Read what you write, because someone else will! Work on writing as a team. This is the time to really get the spirit of this project and nail this assignment! Beyond trying to assess objectively whether all requirements are met, we try to assess subjectively how well requirements are met. This is based on our own knowledge and can sometimes be somewhat relative among the projects of the class. Your grade is based on our perception of how much you put into it and how well you understood, interpreted, and applied the material covered in class to your project. You can be sure this is done is the fairest way possible.
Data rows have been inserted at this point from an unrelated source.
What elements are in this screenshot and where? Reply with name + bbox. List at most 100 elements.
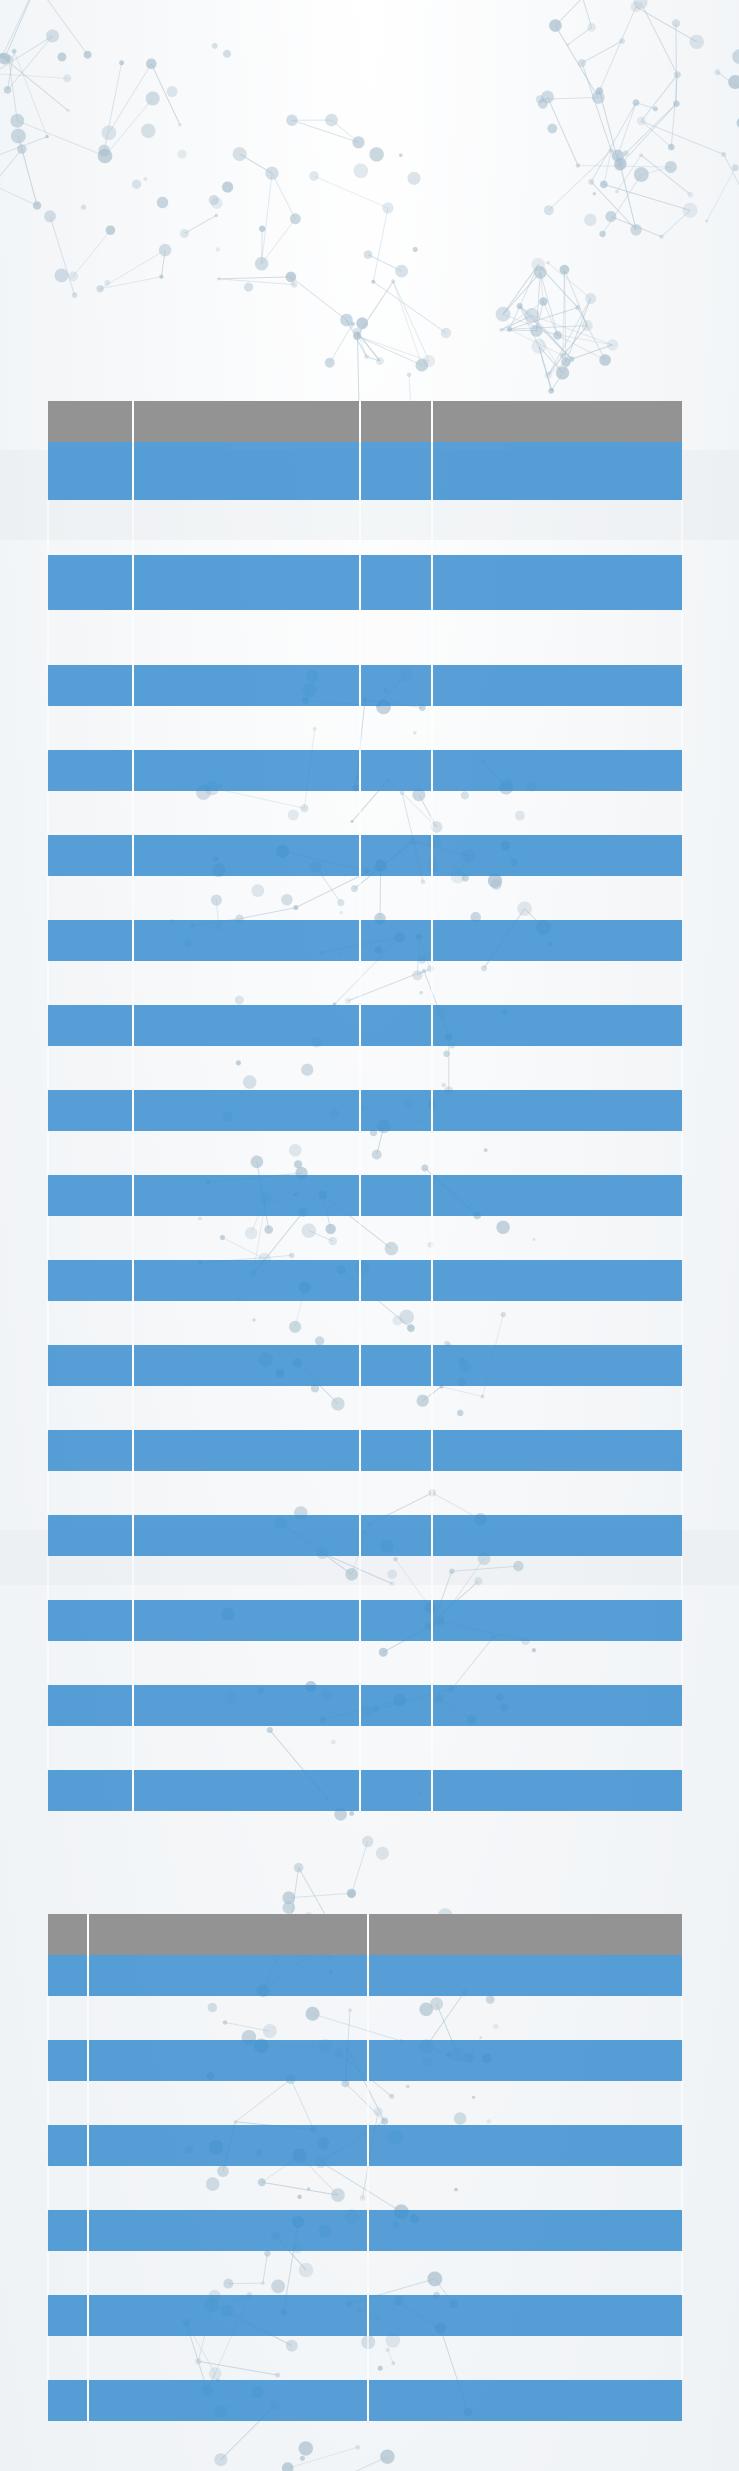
spacer-cell [87, 2336, 369, 2380]
network-node [415, 358, 429, 372]
network-node [325, 113, 338, 127]
network-link [357, 331, 381, 362]
spacer-cell [47, 1131, 134, 1175]
network-link [218, 276, 291, 280]
network-node [289, 213, 301, 225]
network-link [47, 0, 89, 55]
table-row [48, 2295, 682, 2336]
spacer-cell [367, 2336, 683, 2380]
spacer-cell [431, 1726, 683, 1770]
spacer-cell [47, 1386, 134, 1430]
network-node [732, 49, 739, 64]
network-link [4, 0, 31, 59]
network-link [509, 307, 578, 330]
spacer-cell [87, 2081, 369, 2125]
table-cell [359, 1685, 433, 1726]
network-node [11, 48, 17, 54]
network-link [356, 335, 423, 366]
network-node [531, 338, 547, 354]
network-node [362, 1835, 374, 1848]
network-node [371, 279, 376, 284]
table-row [48, 665, 682, 706]
table-cell [48, 2295, 89, 2336]
network-node [3, 86, 12, 94]
network-node [232, 147, 247, 162]
network-link [509, 325, 588, 330]
table-row [48, 1600, 682, 1641]
spacer-cell [431, 706, 683, 750]
column-header [48, 1914, 89, 1955]
table-row [48, 2380, 682, 2421]
network-node [158, 243, 172, 257]
network-node [714, 69, 721, 76]
network-link [49, 216, 76, 296]
network-link [21, 148, 38, 206]
network-node [346, 1888, 357, 1899]
network-node [516, 303, 523, 310]
table-cell [431, 1005, 682, 1046]
table-cell [87, 2125, 369, 2166]
spacer-cell [47, 610, 134, 665]
network-node [290, 281, 298, 288]
spacer-cell [87, 1996, 369, 2040]
network-node [547, 123, 558, 134]
spacer-cell [47, 1046, 134, 1090]
table-cell [48, 1260, 134, 1301]
table-cell [431, 1090, 682, 1131]
network-link [706, 167, 736, 222]
network-node [352, 136, 365, 149]
row-spacer [47, 1641, 683, 1685]
row-spacer [47, 1726, 683, 1770]
network-node [141, 123, 156, 138]
network-link [367, 254, 402, 272]
spacer-cell [47, 876, 134, 920]
network-link [625, 103, 677, 154]
spacer-cell [132, 1726, 361, 1770]
network-link [590, 102, 637, 183]
table-cell [431, 750, 682, 791]
column-header [48, 401, 134, 442]
network-node [584, 213, 597, 227]
spacer-cell [359, 706, 433, 750]
network-link [640, 74, 678, 122]
network-node [524, 308, 540, 323]
network-link [0, 35, 53, 70]
network-node [561, 357, 571, 367]
row-spacer [47, 1996, 683, 2040]
table-cell [48, 2380, 89, 2421]
network-link [261, 218, 296, 265]
table-row [48, 835, 682, 876]
network-link [602, 174, 642, 235]
network-link [547, 298, 592, 376]
table-row [48, 920, 682, 961]
network-node [81, 204, 87, 210]
network-node [506, 326, 513, 332]
network-node [369, 147, 384, 162]
network-node [556, 366, 570, 380]
row-spacer [47, 1556, 683, 1600]
network-node [585, 293, 597, 304]
network-node [356, 317, 369, 330]
network-link [4, 58, 69, 111]
table-cell [367, 2040, 682, 2081]
network-link [373, 281, 447, 334]
network-node [705, 219, 709, 223]
table-cell [48, 835, 134, 876]
network-node [412, 246, 418, 253]
row-spacer [47, 2336, 683, 2380]
network-link [571, 344, 613, 360]
spacer-cell [47, 2251, 89, 2295]
network-node [609, 148, 614, 153]
column-header [431, 401, 682, 442]
network-node [559, 264, 570, 275]
network-node [391, 279, 396, 284]
network-node [630, 224, 642, 236]
spacer-cell [47, 2081, 89, 2125]
spacer-cell [367, 1996, 683, 2040]
network-node [71, 292, 78, 298]
network-link [581, 62, 612, 151]
network-node [353, 327, 362, 337]
network-node [530, 324, 543, 337]
network-node [548, 387, 555, 394]
spacer-cell [367, 2166, 683, 2210]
Please don't expect us to just skim each deliverable and hand out all high grades.

Iteration

Because of the importance of the product concept statement to each successive project deliverable, it is essential that we work together, as needed, to get it just right. This might require iteration between your team and me (outside the calendar of deliverables). In such cases, I will ask you to rewrite (one or more times) your product concept statement and hand it in, again.

Audience for All Reports

The audience for all your project reports (except the product concept statement above) is your technical manager, who is not involved in the day-to-day development activities and is not highly knowledgeable about the usability engineering process, but wants to be kept up to date. Use clear, plain English. Don't use esoteric, domain-dependent terminology, jargon, or acronyms.